シリアで10日、反体制派が2017年に創設した「シリア救国政府」が暫定政権を担い、救国政府のリーダー、ムハマド・バシル氏が暫定首相となることで反体制派関係者は合意した。アサド政権崩壊をもたらした反体制派「シャーム解放機構」(HTS)の指導者ジャウラニ氏が9日、アサド政権で首相を務めたジャラリ氏との間で権力移譲で合意した。バシル氏はシリア北西部イドリブ県で「シリア救国政府」を率いてきた。救国政府の閣僚たちが暫定政権を担う予定という。現地からの情報によると、バシル氏は10日、暫定政権の初閣僚会議を開き、「シリアの国家としての安定を強化し、国民生活の改善を最優先に取り組んでいく」と表明している。

長い内戦で破壊されたシリアの街(2024年8月3日、英国に拠点を置くNGO「シリア人権監視団」(SOHR)公式サイトから)

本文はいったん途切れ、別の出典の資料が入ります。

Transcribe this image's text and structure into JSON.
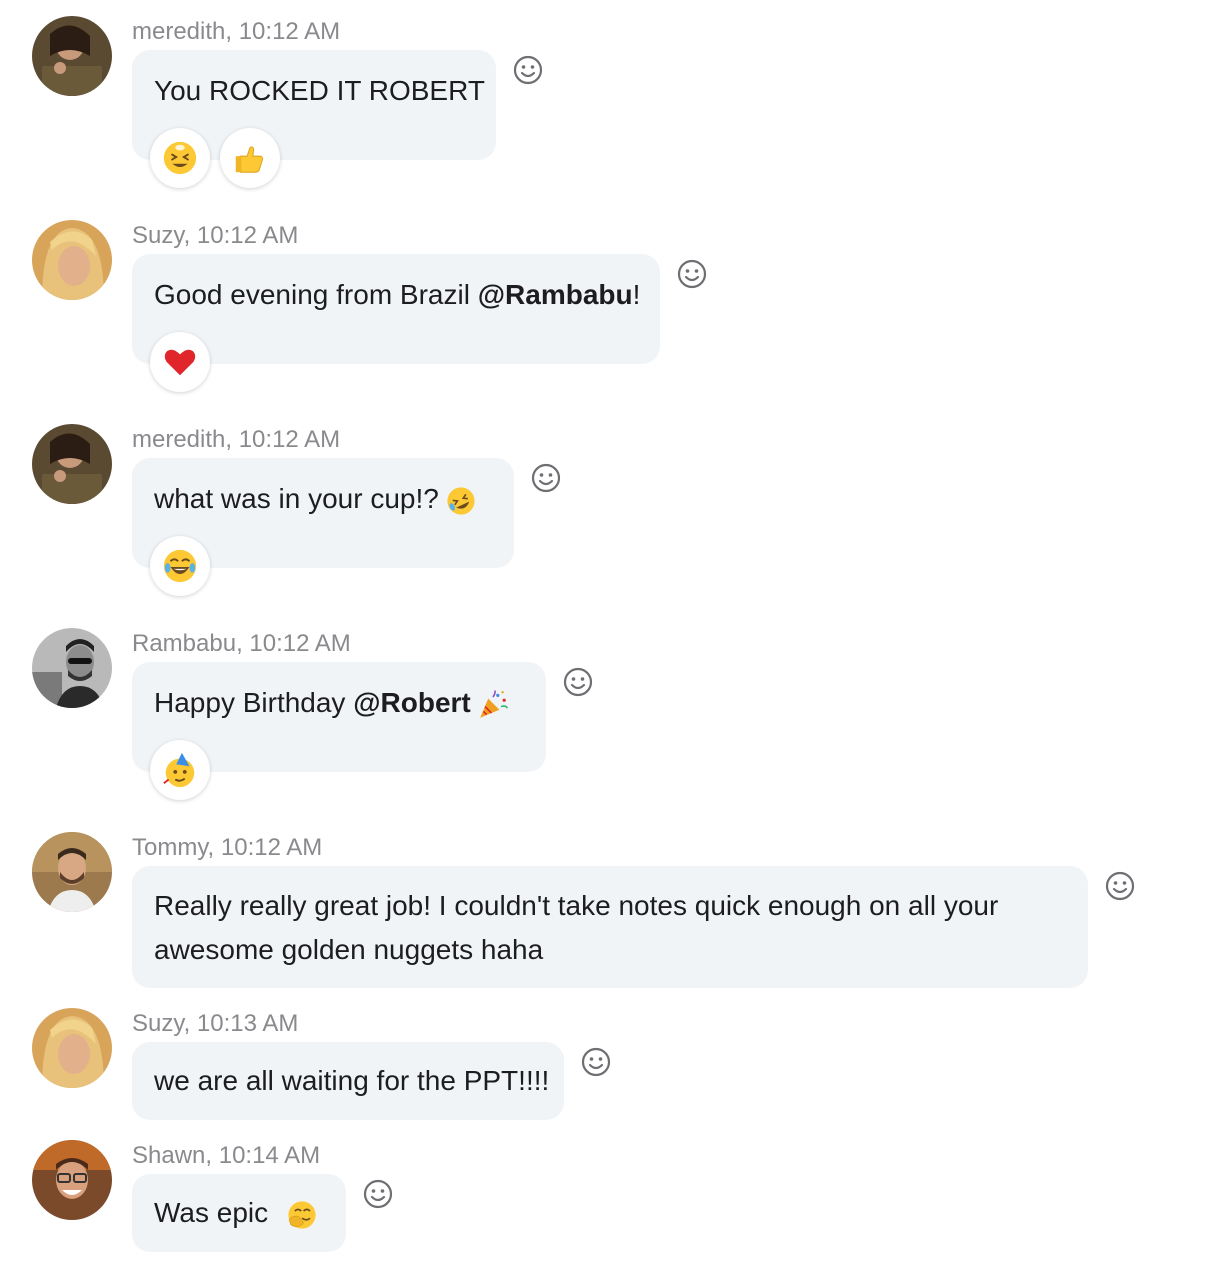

半世紀以上続いたアサド父子の独裁政権は「政治的宗派主義」に基づき、少数宗派のアラウイ派が1966年以降、シリアの政権を統治し、多数派のスンニ派は政権の中核から追放されてきた。アサド政権崩壊で主要な役割を果たしたHTSはスン二派の武装勢力だ。シリアにはまた、トルコが支援する主にスンニ派アラブ人を中心としたシリア人傭兵の「シリア国民党」(SNA)やクルド人勢力が主導する多民族混成部隊で、米国から支援を受けるシリア民主軍(SDF)が存在する。SDFはシリア内戦における主要な対IS(イスラム国)勢力として知られている。推定約5万~6万人の戦闘員を抱えている。ポスト・アサドで看過できないのは、アサド政権をこれまで軍事支援してきたロシアとイラン両国の出方だ。バシル氏主導の暫定新政権がシリア全土を統治できる民主政権となるかは不確だ。

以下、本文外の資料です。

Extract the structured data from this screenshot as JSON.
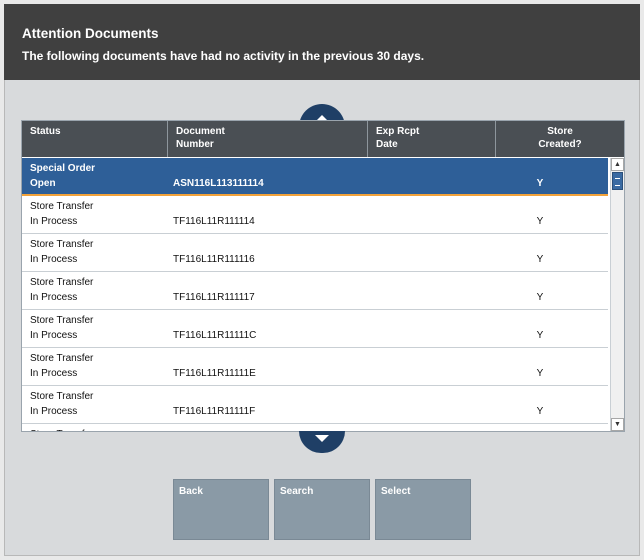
{
  "header": {
    "title": "Attention Documents",
    "subtitle": "The following documents have had no activity in the previous 30 days."
  },
  "table": {
    "columns": [
      "Status",
      "Document\nNumber",
      "Exp Rcpt\nDate",
      "Store\nCreated?"
    ],
    "rows": [
      {
        "status_line1": "Special Order",
        "status_line2": "Open",
        "document_number": "ASN116L113111114",
        "exp_rcpt_date": "",
        "store_created": "Y",
        "selected": true
      },
      {
        "status_line1": "Store Transfer",
        "status_line2": "In Process",
        "document_number": "TF116L11R111114",
        "exp_rcpt_date": "",
        "store_created": "Y"
      },
      {
        "status_line1": "Store Transfer",
        "status_line2": "In Process",
        "document_number": "TF116L11R111116",
        "exp_rcpt_date": "",
        "store_created": "Y"
      },
      {
        "status_line1": "Store Transfer",
        "status_line2": "In Process",
        "document_number": "TF116L11R111117",
        "exp_rcpt_date": "",
        "store_created": "Y"
      },
      {
        "status_line1": "Store Transfer",
        "status_line2": "In Process",
        "document_number": "TF116L11R11111C",
        "exp_rcpt_date": "",
        "store_created": "Y"
      },
      {
        "status_line1": "Store Transfer",
        "status_line2": "In Process",
        "document_number": "TF116L11R11111E",
        "exp_rcpt_date": "",
        "store_created": "Y"
      },
      {
        "status_line1": "Store Transfer",
        "status_line2": "In Process",
        "document_number": "TF116L11R11111F",
        "exp_rcpt_date": "",
        "store_created": "Y"
      },
      {
        "status_line1": "Store Transfer",
        "status_line2": "",
        "document_number": "",
        "exp_rcpt_date": "",
        "store_created": ""
      }
    ]
  },
  "buttons": {
    "back": "Back",
    "search": "Search",
    "select": "Select"
  },
  "icons": {
    "scroll_up": "chevron-up-icon",
    "scroll_down": "chevron-down-icon"
  },
  "colors": {
    "header_bg": "#404040",
    "selected_row": "#2e5f98",
    "selected_border": "#f2a23a",
    "scroll_button": "#1f3f66",
    "action_button": "#8a9aa6"
  }
}
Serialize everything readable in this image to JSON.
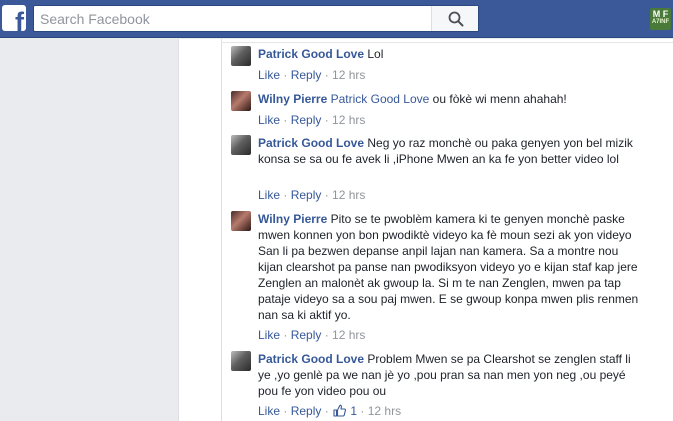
{
  "topbar": {
    "logo_letter": "f",
    "search_placeholder": "Search Facebook",
    "badge_line1": "M F",
    "badge_line2": "A7INF"
  },
  "comments": [
    {
      "author": "Patrick Good Love",
      "text": "Lol",
      "like_label": "Like",
      "reply_label": "Reply",
      "time": "12 hrs"
    },
    {
      "author": "Wilny Pierre",
      "tag": "Patrick Good Love",
      "text": "ou fòkè wi menn ahahah!",
      "like_label": "Like",
      "reply_label": "Reply",
      "time": "12 hrs"
    },
    {
      "author": "Patrick Good Love",
      "text": "Neg yo raz monchè ou paka genyen yon bel mizik konsa se sa ou fe avek li ,iPhone Mwen an ka fe yon better video lol",
      "like_label": "Like",
      "reply_label": "Reply",
      "time": "12 hrs"
    },
    {
      "author": "Wilny Pierre",
      "text": "Pito se te pwoblèm kamera ki te genyen monchè paske mwen konnen yon bon pwodiktè videyo ka fè moun sezi ak yon videyo San li pa bezwen depanse anpil lajan nan kamera. Sa a montre nou kijan clearshot pa panse nan pwodiksyon videyo yo e kijan staf kap jere Zenglen an malonèt ak gwoup la. Si m te nan Zenglen, mwen pa tap pataje videyo sa a sou paj mwen. E se gwoup konpa mwen plis renmen nan sa ki aktif yo.",
      "like_label": "Like",
      "reply_label": "Reply",
      "time": "12 hrs"
    },
    {
      "author": "Patrick Good Love",
      "text": "Problem Mwen se pa Clearshot se zenglen staff li ye ,yo genlè pa we nan jè yo ,pou pran sa nan men yon neg ,ou peyé pou fe yon video pou ou",
      "like_label": "Like",
      "reply_label": "Reply",
      "like_count": "1",
      "time": "12 hrs"
    }
  ]
}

‘アラブの春’を受けて、多くの反体制派グループが打倒アサド政権で立ち上がったが、2011年にシーア派の盟主イランがアサド政権を支援(アラウィ派はシーア派の流れをくむ宗教少数派)。そして2015年になるとロシアが内戦に参戦、アサド政権を軍事支援した。アサド政権がこれまで政権を維持できたのはイラン、ロシア両国の軍事支援があったからだ。ちなみに、13年余りの「内戦」で数十万人のシリア人が犠牲となり、数百万人以上が国外に避難した。